California ObamaCare patients are getting early warnings of increases three times higher than the past two years’ increases thanks to fewer insurers in the market and the end of a federal program that encouraged insurers to artificially hold down rates.

If you live in California and carry ObamaCare, you can expect premiums to rise by an average of 13.2 percent for 2017. Compare this to 4.2 percent and 4 percent increases in 2015 and 2016, respectively, and we can see why customers will be upset. Increases in taxpayer-funded premium subsidies of the over 80 percent who qualify will likely cover the higher premiums next year, but we as taxpayers will be stuck with the bill.

Increases will vary by area with Los Angeles and southwest L.A. County experiencing an average increase of almost 14 percent, for example.

Covered California, the state’s healthcare insurance program, provides insurance to 1.4 million people in California. Officials there are blaming increased medical costs and the end of an important government program that kept rates down during ObamaCare’s first three years. The government assessed a fee on all health insurers and then redistributed the funds among insurance carriers whose members had the highest medical expenses.

At the same time, insurers are right-sizing premium costs now that they have a better understanding of the health of patients attracted to ObamaCare. They originally underestimated costs, so now they are accounting for sicker patients and higher costs for expenses like procedures and prescriptions.

Los Angeles Times reports:

Two of the state’s biggest insurers — Blue Shield of California and Anthem Inc. — asked for the biggest hikes.  Blue Shield’s premiums jumped by an average of more than 19%, according to officials, and Anthem’s rates rose by more than 16%.

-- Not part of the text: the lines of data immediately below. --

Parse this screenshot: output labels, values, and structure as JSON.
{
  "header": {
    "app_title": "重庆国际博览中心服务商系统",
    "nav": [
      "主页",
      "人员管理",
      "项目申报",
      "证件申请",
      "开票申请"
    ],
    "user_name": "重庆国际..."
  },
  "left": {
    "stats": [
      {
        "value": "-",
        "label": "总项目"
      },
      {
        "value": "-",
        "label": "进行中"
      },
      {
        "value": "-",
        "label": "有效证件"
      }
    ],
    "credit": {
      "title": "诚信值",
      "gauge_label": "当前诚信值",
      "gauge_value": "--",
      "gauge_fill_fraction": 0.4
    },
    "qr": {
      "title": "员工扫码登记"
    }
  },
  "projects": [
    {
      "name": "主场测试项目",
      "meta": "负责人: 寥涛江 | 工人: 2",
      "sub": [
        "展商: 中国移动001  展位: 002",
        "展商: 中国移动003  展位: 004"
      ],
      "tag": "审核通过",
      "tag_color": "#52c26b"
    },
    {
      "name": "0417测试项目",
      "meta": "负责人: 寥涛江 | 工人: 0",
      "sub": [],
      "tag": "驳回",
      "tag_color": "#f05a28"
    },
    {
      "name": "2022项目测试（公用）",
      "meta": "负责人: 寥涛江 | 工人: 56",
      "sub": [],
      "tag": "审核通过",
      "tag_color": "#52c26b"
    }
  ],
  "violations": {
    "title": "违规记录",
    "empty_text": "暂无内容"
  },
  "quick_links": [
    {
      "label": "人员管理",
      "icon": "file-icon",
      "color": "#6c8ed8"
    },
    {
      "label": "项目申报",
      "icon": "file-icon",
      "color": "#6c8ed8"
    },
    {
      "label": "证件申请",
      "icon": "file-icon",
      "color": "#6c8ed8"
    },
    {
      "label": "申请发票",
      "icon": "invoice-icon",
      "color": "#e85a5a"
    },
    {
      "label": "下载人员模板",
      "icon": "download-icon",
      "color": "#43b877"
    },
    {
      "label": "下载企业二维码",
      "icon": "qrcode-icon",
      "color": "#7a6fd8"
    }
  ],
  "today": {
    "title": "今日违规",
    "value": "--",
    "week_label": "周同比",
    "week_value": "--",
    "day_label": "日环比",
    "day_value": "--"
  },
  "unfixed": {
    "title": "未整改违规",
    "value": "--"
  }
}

Mia Campitelli, a Blue Shield spokeswoman, said Tuesday that the insurer’s average 19.9% premium increase was “driven by our members using more healthcare services than we expected,” as well as the phase-out of federal mechanism that had kept rates down in the law’s early years.

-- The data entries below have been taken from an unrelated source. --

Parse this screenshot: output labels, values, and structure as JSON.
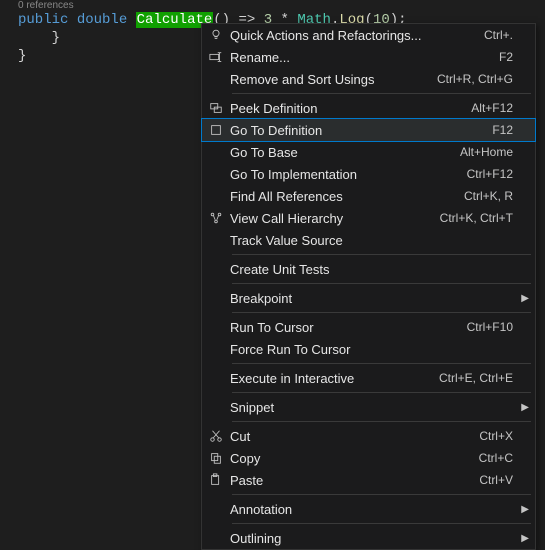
{
  "editor": {
    "codelens": "0 references",
    "tokens": {
      "public": "public",
      "double": "double",
      "method": "Calculate",
      "parens": "()",
      "arrow": " => ",
      "num": "3",
      "star": " * ",
      "class": "Math",
      "dot": ".",
      "member": "Log",
      "open": "(",
      "arg": "10",
      "close": ");"
    },
    "brace1": "    }",
    "brace2": "}"
  },
  "menu": {
    "quick_actions": {
      "label": "Quick Actions and Refactorings...",
      "shortcut": "Ctrl+."
    },
    "rename": {
      "label": "Rename...",
      "shortcut": "F2"
    },
    "remove_usings": {
      "label": "Remove and Sort Usings",
      "shortcut": "Ctrl+R, Ctrl+G"
    },
    "peek_def": {
      "label": "Peek Definition",
      "shortcut": "Alt+F12"
    },
    "goto_def": {
      "label": "Go To Definition",
      "shortcut": "F12"
    },
    "goto_base": {
      "label": "Go To Base",
      "shortcut": "Alt+Home"
    },
    "goto_impl": {
      "label": "Go To Implementation",
      "shortcut": "Ctrl+F12"
    },
    "find_refs": {
      "label": "Find All References",
      "shortcut": "Ctrl+K, R"
    },
    "call_hier": {
      "label": "View Call Hierarchy",
      "shortcut": "Ctrl+K, Ctrl+T"
    },
    "track_value": {
      "label": "Track Value Source",
      "shortcut": ""
    },
    "create_tests": {
      "label": "Create Unit Tests",
      "shortcut": ""
    },
    "breakpoint": {
      "label": "Breakpoint",
      "shortcut": ""
    },
    "run_cursor": {
      "label": "Run To Cursor",
      "shortcut": "Ctrl+F10"
    },
    "force_run": {
      "label": "Force Run To Cursor",
      "shortcut": ""
    },
    "exec_inter": {
      "label": "Execute in Interactive",
      "shortcut": "Ctrl+E, Ctrl+E"
    },
    "snippet": {
      "label": "Snippet",
      "shortcut": ""
    },
    "cut": {
      "label": "Cut",
      "shortcut": "Ctrl+X"
    },
    "copy": {
      "label": "Copy",
      "shortcut": "Ctrl+C"
    },
    "paste": {
      "label": "Paste",
      "shortcut": "Ctrl+V"
    },
    "annotation": {
      "label": "Annotation",
      "shortcut": ""
    },
    "outlining": {
      "label": "Outlining",
      "shortcut": ""
    }
  }
}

Explained Anthem spokesman Darrel Ng: “Factors such as increased use of medical services and added costs of drugs and medical therapies put upward pressure on rates and underscore the additional work that needs to be done to moderate the growth in healthcare costs.” 

These price increases mirror what policy experts such as the Kaiser Family Foundation recently predicted for 2017. Premiums for a lowest-cost silver plan are expected to rise by 11 percent and by 10 percent for the second-lowest silver plan. Geographically, the range of increases is wide as a decrease of 14 percent in Providence, Rhode Island to a whopping 26-percent increase in Portland, Oregon.

Double-digit rate increases will be a black eye to a state that has been an ObamaCare darling for the Obama Administration:

California won plaudits by negotiating 4% average rate increases the past two years for its 1.4 million enrollees…

Health policy experts said California is rejoining the pack after keeping rate increases lower than much of the country during the first years of Obamacare.

"This puts a chink in the armor of the California story," said Larry Levitt, a senior vice president at the Kaiser Family Foundation…

If customers think they can just switch health plans to something cheaper, they may find fewer choices, higher costs, and more narrow networks of providers. As we reported, California is one of the states that UnitedHealth, the nation’s largest health insurer, is dropping out of after just one year because of heavy losses nationwide. While United was not a major player, we can expect that those who were are also suffering losses and have an eye on ways to boost their bottom line.

Forget California dreamin’. ObamaCare is increasingly becoming a nightmare for families with limited budgets that are being squeezed by higher healthcare costs.